Sites & cities that bear the name of Faughart


Today in : Ireland
First trace of activity : ca. 3rd century C.E
Last trace of activity : ca. 14th century C.E
Recorded names : Fochart

Description : Faughart (also written Fochart) is an early Christian ruins and shrine site just north of Dundalk, County Louth, Ireland. As a popular site for modern pilgrimages, it was the birthplace of St. Brigid in 451 AD, and one of her relics is held in a church in nearby Kilcurry. Edward Bruce is buried in the graveyard on the hill above the shrine (54°03′06″N 6°23′03″W). Bruce, who had taken the title King of Ireland, was defeated and killed at the Battle of Faughart in 1318. Landmarks include St.
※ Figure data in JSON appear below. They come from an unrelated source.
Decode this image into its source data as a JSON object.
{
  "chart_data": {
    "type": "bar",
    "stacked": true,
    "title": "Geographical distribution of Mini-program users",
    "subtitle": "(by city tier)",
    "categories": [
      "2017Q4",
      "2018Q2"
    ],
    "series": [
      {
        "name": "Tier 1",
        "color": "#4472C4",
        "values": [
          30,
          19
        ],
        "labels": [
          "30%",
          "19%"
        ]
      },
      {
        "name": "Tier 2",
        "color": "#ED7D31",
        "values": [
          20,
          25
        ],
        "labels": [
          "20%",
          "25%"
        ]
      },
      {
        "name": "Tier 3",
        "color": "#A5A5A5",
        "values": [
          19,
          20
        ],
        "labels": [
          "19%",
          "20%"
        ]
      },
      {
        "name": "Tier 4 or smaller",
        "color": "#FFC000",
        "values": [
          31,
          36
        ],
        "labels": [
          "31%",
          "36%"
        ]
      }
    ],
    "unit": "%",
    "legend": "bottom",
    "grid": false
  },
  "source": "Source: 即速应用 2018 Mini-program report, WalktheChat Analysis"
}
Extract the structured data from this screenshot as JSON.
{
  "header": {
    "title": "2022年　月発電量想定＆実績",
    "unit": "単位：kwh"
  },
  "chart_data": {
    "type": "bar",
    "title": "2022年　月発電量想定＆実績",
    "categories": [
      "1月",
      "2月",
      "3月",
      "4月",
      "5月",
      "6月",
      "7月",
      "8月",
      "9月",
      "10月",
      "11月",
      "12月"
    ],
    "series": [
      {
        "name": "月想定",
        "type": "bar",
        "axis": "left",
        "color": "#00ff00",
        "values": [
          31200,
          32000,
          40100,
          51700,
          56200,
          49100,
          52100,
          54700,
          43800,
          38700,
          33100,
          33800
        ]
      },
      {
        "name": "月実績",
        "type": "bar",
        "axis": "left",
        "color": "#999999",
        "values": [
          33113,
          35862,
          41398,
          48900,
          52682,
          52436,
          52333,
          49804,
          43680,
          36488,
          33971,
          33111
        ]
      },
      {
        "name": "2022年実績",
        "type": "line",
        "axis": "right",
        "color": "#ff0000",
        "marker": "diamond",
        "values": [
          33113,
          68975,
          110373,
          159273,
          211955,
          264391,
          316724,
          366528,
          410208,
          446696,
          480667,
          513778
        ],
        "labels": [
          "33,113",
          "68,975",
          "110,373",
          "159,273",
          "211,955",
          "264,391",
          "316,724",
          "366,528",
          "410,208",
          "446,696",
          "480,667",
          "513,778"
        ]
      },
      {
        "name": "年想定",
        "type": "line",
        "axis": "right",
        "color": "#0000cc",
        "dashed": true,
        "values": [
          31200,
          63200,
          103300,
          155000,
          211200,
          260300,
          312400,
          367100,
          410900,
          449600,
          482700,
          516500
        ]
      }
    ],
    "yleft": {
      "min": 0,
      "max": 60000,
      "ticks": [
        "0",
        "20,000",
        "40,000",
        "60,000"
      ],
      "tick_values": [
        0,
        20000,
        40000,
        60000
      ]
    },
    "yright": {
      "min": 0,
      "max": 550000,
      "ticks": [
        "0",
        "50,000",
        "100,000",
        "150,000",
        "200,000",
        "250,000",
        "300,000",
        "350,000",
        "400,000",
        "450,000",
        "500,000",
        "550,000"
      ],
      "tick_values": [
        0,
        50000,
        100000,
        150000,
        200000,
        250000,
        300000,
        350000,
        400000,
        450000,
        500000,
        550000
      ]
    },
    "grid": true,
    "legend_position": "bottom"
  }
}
Brigid's stone and pillar, her shrine and well, and modern religious sites devoted to the saint that attract thousands of pilgrims and tourists, providing a massive boost to the local economy. Ruins include an iron-age fort, a Norman motte-castle, and a medieval church. Situated 3 km north of Dundalk and 6 km south of Forkill, and standing at the southern end of the Gap of the North/Moyry Pass, Faughart held huge strategic importance for many centuries and was the scene of many battles; one such legendary battle was fought by Cú Chulainn in the Táin.